C’est que Paris ne se défend pas pour ce qui lui donne sa valeur et qui est son esprit de résistance. La critique n’a pas su faire la part des choses en louant Cuers qui a su placer Rome en tête pour sa beauté et qui en même temps n’a pas hésité non plus pas à attaquer l’esprit de bassesse de la population romaine formée par les jeux du cirque des empereurs et entremêlant constamment le légal et le mafieux dans toutes ses activités. Là aussi il y a de très beaux passages.

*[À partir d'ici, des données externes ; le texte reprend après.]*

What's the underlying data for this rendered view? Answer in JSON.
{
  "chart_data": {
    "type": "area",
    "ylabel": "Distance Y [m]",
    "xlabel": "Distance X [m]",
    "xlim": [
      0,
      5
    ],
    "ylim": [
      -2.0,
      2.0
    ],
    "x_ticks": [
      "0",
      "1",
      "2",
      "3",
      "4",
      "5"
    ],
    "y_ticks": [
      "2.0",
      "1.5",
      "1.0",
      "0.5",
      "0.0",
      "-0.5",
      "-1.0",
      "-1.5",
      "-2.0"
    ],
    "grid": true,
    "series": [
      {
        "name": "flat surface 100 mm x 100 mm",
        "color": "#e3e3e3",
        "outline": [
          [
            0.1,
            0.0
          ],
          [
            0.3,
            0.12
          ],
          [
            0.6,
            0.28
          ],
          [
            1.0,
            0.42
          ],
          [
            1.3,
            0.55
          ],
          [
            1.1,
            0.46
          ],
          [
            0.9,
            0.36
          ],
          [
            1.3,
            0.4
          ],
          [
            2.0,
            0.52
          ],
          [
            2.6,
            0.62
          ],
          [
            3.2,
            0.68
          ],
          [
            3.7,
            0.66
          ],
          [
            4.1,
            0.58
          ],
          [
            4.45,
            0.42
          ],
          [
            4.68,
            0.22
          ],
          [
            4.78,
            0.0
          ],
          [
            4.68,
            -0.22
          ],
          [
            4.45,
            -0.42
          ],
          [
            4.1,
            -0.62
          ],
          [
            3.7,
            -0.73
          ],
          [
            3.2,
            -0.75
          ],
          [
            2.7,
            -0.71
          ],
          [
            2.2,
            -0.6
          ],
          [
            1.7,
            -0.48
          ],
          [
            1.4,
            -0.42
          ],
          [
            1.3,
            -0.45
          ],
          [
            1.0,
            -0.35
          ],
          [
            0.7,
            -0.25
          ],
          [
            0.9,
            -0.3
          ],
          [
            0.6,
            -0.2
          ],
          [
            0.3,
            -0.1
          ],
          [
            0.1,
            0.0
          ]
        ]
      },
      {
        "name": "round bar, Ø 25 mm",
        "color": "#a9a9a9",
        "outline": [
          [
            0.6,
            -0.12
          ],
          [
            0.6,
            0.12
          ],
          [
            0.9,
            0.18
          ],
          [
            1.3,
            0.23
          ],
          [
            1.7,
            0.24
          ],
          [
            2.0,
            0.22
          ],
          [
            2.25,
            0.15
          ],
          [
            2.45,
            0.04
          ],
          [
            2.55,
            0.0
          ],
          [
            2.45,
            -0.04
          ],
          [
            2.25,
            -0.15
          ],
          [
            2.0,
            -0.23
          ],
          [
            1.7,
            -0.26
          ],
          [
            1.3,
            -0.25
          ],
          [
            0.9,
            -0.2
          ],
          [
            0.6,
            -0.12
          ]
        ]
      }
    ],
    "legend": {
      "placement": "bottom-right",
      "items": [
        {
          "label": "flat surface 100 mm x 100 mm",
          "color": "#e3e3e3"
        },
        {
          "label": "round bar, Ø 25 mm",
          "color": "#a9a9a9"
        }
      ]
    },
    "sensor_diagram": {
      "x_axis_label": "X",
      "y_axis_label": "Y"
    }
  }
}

Ca me conduit à un autre thème très à la mode au début du 21° siècle qui a enregistré le décès de Jean-Paul II et son remplacement par le pape allemand Benoît XVI. La ville de Rome est celle de la papauté. En effet cet écrivain belge natif de Liège et élevé lui-même dans un catholicisme fervent, à sur ce sujet des remarques admirables. On peut lui reprocher une trop grande admiration pour Pie XII qui sera condamnée ultérieurement pour sa faiblesse vis à vis de l’occupant. Il n’empêche que l’usage des rites du Vatican étudiée sous l’angle de « l’attente » me paraît d’une très grande valeur. Curvers attaque par instinct une classification qui deviendra plus tard l’anthropologie du tourisme et il y réussit mieux que beaucoup de chercheurs qui ont abordé ce comportement en se voulant plus objectif.

Je suis très heureux d’avoir conservé une trace de cette lecture. J’espère que mes catégories pourront être utiles à d’autres lecteurs. Je suis toujours intéressé par des influences fortes qui ont marqué mon chemin mais que je n’avais pas toujours su identifier.